I've been putting off rewriting my online browser-based game for years and years, partly because it's such a huge task, but partly because I didn't see the point in converting to 'modern' coding styles until I had a good enough idea. After all, when what I have previously written works perfectly well, changing just because people 'say' it's better doesn't make sense.

Anyway... The Application I want to rewrite is non-standard from a structural point of view. There's a hell of a lot more to a browser game than a blog or shopping cart, but I've made the decision on the 'basic' folder structure I want to go with.

  • Controllers
  • Views
  • Library [or Engine]
  • Repositories
  • Entities

It's taken me a while to settle on Library, and Engine might work just as well, but I'm not interested in going OO for the sake of it, so the traditional MVC with either a fat Model or a fat controller doesn't do it for me. The DDD multi-module file structure from the phalcon "mvc-master" examples seems most appropriate to me. But 'Services' didn't feel right to describe what would essentially hold the bulk of the game logic.

The next issue that I'm trying to decide is how to structure the modules.
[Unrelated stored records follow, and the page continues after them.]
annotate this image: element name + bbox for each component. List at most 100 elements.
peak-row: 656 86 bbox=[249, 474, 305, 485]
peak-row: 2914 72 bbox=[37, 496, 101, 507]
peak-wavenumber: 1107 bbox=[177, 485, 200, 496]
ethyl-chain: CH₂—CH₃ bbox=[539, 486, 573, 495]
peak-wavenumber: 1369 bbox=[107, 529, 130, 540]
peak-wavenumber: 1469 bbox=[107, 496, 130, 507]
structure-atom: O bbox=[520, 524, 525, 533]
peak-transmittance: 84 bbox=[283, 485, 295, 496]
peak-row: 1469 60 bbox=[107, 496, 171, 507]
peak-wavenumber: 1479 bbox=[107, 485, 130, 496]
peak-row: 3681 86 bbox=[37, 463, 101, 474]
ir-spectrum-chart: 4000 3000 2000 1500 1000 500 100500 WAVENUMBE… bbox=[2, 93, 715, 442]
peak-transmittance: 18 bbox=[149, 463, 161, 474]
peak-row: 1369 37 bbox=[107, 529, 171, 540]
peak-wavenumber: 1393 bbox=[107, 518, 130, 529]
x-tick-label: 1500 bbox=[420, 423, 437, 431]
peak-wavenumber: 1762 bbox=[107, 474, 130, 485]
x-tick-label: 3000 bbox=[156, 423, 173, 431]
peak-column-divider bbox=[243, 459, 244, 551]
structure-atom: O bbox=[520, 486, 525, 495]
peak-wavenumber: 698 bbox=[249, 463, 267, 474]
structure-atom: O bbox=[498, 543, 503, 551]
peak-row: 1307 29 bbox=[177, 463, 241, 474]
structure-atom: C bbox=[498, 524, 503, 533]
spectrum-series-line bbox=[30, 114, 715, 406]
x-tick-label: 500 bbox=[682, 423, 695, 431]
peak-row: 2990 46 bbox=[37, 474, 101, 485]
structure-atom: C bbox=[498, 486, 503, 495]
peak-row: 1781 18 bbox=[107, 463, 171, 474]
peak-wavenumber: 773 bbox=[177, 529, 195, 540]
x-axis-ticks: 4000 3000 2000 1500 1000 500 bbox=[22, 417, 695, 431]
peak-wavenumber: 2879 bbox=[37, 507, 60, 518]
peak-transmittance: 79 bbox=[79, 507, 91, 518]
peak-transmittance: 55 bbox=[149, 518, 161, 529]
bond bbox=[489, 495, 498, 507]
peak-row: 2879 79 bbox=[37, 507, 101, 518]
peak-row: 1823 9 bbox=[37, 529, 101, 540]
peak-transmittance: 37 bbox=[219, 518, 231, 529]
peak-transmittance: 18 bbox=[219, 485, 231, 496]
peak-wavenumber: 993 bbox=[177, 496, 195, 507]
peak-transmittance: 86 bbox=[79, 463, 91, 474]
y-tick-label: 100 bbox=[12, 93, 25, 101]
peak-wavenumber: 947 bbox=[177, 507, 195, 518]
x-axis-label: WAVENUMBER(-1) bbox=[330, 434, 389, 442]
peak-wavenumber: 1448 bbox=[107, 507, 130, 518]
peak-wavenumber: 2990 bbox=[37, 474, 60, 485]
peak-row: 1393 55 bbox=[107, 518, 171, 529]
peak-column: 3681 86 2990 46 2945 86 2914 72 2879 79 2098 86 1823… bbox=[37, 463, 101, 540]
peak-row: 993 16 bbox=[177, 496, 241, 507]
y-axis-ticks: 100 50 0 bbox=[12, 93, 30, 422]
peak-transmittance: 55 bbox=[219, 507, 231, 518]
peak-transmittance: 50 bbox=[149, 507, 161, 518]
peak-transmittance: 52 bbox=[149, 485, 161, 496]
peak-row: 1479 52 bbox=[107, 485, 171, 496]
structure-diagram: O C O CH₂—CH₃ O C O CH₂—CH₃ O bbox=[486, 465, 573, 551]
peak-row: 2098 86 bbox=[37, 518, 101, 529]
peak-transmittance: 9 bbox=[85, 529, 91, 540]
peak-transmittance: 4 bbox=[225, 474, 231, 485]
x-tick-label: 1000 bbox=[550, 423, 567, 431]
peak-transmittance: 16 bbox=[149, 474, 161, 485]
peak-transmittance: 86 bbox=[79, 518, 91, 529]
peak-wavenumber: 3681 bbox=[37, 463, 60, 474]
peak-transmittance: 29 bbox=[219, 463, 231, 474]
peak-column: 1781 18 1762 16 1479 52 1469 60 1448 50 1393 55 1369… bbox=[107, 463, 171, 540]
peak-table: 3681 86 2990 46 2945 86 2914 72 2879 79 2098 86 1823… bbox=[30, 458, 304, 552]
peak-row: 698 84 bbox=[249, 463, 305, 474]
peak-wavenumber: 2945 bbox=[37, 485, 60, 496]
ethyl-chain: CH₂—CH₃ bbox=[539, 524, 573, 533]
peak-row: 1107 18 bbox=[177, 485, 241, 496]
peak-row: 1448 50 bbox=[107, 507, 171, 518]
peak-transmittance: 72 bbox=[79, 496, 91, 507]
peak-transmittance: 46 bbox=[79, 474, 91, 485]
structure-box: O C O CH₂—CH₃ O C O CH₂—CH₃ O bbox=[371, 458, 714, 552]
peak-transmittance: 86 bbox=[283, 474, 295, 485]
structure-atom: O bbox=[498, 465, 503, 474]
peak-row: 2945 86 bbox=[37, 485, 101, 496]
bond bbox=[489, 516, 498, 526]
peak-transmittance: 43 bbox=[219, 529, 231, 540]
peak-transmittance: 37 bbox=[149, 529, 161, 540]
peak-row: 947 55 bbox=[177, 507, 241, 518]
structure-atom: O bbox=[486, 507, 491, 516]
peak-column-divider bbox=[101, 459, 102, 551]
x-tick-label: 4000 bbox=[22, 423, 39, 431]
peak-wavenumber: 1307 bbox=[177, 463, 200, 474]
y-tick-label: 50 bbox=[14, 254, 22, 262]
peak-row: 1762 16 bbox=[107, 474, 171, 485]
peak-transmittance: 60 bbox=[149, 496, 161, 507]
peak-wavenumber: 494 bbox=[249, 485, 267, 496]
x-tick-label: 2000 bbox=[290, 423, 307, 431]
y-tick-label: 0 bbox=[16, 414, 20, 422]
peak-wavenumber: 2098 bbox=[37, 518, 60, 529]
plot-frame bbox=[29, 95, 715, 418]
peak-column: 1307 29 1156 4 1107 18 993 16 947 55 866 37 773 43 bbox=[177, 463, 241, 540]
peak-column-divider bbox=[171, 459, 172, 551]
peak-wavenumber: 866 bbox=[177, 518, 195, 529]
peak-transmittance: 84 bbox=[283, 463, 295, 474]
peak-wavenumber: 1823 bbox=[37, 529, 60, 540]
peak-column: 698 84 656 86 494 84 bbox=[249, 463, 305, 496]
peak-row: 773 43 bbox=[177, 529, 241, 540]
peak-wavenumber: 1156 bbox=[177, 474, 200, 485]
There is not one application and one database, there are multiple databases in use. One for each game world/environment/server (whatever you want to call them) and one for the website. I don't want a different folder of code for each game instance, but I do want at least one layer of seperation between a development/beta test environment and the live games.

This is my current thought, but I'm starting to doubt it when I see how 'modules' are generally used in phalcon apps. define.php is basically the module array that will be used later in the bootstrap in register.php, but provides me with an easy way of building module specific routes prior to registering the modules. That way the appropriate game database can be pulled from the route and used during initialisation.

  • code/
    • config/
      • modules/
        • define.php
        • register.php
      • services.php
    • game/
      • development/
        • config/
          • config.php
          • routing.php
        • controllers/
        • entities/
        • library/
        • repositories/
        • views/
        • Module.php
      • live/
        • config/
          • config.php
          • routing.php
        • controllers/
        • entities/
        • library/
        • repositories/
        • views/
        • Module.php
    • website/
        • config/
          • config.php
          • routing.php
        • controllers/
        • entities/
        • library/
        • repositories/
        • views/
        • Module.php
  • vendor/
  • www/

Are 'modules' the right way to do this?